Lord Brougham long ago pointed out, in his “Life of Voltaire,” that the great French heretic was not guilty of blasphemy, as his enemies alleged; since he had no belief in the actual existence of the god he dissected, analysed and laughed at.

Mr. Ruskin very eloquently defends Byron from the same charge. In “Cain,” and elsewhere, the great poet does not impeach God; he merely impeaches the orthodox creed. We may sum up the whole matter briefly. No man satirises the god he believes in, and no man believes in the god he satirises.

We shall not, therefore, be deterred by the cry of “blasphemy,” which is exactly what the Jewish priests shouted against Jesus Christ.
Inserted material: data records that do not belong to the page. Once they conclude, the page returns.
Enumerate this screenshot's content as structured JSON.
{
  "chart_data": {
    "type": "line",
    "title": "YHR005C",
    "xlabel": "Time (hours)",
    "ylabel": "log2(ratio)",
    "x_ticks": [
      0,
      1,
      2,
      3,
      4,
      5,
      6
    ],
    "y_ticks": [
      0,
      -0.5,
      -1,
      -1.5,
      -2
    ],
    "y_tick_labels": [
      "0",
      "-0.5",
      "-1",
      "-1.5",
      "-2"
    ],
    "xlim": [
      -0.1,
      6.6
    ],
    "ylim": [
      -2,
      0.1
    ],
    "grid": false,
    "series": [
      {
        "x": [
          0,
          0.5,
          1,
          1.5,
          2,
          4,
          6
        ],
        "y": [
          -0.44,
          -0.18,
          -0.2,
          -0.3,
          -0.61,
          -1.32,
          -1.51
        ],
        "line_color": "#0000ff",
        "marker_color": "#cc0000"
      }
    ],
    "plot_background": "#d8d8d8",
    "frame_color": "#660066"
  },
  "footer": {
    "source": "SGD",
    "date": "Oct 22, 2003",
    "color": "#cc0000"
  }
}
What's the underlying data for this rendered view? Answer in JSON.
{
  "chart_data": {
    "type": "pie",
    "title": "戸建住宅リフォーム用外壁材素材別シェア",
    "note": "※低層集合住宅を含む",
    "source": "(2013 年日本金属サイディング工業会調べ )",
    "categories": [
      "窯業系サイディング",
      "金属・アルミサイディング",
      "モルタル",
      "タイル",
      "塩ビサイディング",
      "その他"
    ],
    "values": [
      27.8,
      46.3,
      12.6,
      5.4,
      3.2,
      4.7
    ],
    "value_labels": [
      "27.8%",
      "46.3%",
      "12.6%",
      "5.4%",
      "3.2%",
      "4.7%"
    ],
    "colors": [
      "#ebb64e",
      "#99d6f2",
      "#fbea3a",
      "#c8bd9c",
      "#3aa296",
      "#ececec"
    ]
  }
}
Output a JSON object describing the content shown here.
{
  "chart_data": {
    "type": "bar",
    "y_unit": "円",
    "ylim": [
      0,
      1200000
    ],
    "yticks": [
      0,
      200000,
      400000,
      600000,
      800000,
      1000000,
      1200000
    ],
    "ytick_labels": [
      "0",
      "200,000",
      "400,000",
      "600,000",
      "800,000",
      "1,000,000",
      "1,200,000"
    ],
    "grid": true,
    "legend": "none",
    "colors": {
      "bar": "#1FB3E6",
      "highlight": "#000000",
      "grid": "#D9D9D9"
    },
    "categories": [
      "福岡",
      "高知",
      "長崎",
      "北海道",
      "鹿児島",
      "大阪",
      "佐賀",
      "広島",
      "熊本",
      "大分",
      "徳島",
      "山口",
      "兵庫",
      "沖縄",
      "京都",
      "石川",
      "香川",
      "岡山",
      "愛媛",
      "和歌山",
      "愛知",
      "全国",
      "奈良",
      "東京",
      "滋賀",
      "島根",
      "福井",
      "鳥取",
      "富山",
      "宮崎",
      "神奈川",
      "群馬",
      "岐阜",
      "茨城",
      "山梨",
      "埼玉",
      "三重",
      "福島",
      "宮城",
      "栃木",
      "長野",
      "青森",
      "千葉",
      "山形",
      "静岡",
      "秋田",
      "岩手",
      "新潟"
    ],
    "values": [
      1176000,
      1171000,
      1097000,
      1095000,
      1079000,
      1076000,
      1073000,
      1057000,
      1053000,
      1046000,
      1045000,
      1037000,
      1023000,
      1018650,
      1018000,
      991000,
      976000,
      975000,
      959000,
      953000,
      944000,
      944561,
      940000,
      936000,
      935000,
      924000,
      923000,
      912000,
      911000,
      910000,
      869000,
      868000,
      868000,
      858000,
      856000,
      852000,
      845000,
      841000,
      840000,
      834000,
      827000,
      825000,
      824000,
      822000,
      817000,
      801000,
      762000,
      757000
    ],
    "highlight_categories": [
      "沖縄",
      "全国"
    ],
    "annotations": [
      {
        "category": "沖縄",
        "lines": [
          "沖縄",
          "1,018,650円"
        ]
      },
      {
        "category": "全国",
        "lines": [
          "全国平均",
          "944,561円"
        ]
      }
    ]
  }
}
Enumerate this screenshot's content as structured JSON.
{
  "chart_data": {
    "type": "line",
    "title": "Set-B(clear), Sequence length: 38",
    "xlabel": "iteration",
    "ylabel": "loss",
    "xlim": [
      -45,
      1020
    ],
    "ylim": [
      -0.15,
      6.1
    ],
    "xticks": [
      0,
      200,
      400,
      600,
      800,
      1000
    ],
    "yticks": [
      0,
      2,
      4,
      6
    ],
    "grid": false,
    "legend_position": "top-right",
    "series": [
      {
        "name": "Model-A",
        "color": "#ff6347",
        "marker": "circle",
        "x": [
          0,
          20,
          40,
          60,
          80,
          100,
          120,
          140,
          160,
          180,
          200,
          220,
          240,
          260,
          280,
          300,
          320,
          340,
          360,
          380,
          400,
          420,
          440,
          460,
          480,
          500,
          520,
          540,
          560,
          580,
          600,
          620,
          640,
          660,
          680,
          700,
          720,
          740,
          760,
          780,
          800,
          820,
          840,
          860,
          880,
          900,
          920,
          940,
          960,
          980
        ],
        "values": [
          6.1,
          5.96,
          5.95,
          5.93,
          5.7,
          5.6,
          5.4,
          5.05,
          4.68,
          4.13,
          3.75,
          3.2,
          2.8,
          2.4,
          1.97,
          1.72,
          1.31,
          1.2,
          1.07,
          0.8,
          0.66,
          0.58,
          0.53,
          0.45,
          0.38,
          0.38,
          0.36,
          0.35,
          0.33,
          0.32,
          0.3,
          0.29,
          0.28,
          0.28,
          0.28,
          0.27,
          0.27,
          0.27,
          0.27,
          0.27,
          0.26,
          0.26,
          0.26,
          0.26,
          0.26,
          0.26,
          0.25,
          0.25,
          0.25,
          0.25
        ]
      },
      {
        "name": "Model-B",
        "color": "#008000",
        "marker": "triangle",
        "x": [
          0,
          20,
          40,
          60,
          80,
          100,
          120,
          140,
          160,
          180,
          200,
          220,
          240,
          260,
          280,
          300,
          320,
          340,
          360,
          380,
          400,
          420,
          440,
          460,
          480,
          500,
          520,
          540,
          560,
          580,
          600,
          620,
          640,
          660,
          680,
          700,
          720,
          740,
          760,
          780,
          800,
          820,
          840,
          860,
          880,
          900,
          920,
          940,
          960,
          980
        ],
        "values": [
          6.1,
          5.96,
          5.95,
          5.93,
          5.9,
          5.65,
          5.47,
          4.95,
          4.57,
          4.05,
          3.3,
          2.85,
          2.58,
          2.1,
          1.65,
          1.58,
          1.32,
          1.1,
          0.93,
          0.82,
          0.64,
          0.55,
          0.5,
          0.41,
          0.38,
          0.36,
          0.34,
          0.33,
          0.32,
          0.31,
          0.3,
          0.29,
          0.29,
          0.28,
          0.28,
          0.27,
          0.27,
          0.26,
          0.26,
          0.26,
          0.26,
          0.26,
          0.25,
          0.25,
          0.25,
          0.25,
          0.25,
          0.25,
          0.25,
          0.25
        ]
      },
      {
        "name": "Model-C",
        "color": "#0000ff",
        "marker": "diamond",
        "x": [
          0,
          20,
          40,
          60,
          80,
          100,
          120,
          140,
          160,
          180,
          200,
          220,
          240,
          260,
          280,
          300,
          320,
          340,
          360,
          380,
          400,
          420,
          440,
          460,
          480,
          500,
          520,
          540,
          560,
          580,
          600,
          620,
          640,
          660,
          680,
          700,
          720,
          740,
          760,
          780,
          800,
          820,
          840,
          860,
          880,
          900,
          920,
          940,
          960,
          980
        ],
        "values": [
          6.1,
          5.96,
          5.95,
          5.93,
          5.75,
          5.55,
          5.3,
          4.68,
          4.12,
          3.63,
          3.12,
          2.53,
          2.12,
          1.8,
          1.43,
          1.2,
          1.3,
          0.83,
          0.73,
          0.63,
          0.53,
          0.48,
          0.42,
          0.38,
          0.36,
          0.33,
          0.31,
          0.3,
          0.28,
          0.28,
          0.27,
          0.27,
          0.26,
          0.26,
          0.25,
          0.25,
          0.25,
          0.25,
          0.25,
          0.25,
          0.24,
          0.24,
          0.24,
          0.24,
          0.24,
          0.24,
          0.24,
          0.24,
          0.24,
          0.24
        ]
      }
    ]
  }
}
If there is a God, he cannot be half so stupid and malignant as the Bible declares. In destroying the counterfeit we do not harm the reality. And as it is better, in the words of Plutarch, to have no notion of the gods than to have notions which dishonor them, we are satisfied that the Lord (if he exist) will never burn us in hell for denying a few lies told in his name.

The real blasphemers are those who believe in God and blacken his character; who credit him with less knowledge than a child, and less intelligence than an idiot; who make him quibble, deceive, and lie; who represent him as indecent, cruel, and revengeful; who give him the heart of a savage and the brain of a fool. These are the blasphemers.

When the priest steps between husband and wife, with the name of God on his lips, he blasphemes. When, in the name of God, he resists education and science, he blasphemes. When, in the name of God, he opposes freedom of thought and liberty of conscience, he blasphemes. When, in the name of God, he robs, tortures, and kills those who differ from him, he blasphemes.

When, in the name of God, he opposes the equal rights of all, he blasphemes. When, in the name of God, he preaches content to the poor and oppressed, flatters the rich and powerful, and makes religious tyranny the handmaiden of political privilege, he blasphemes. And when he takes the Bible in his hand, and says it was written by the inspiration of God, he blasphemes almost beyond forgiveness.

Who are the blasphemers? Not we who preach freedom and progress for all men; but those who try to bind the world with chains of dogma, and to burden it, in God’s name, with all the foul superstitions of its ignorant past.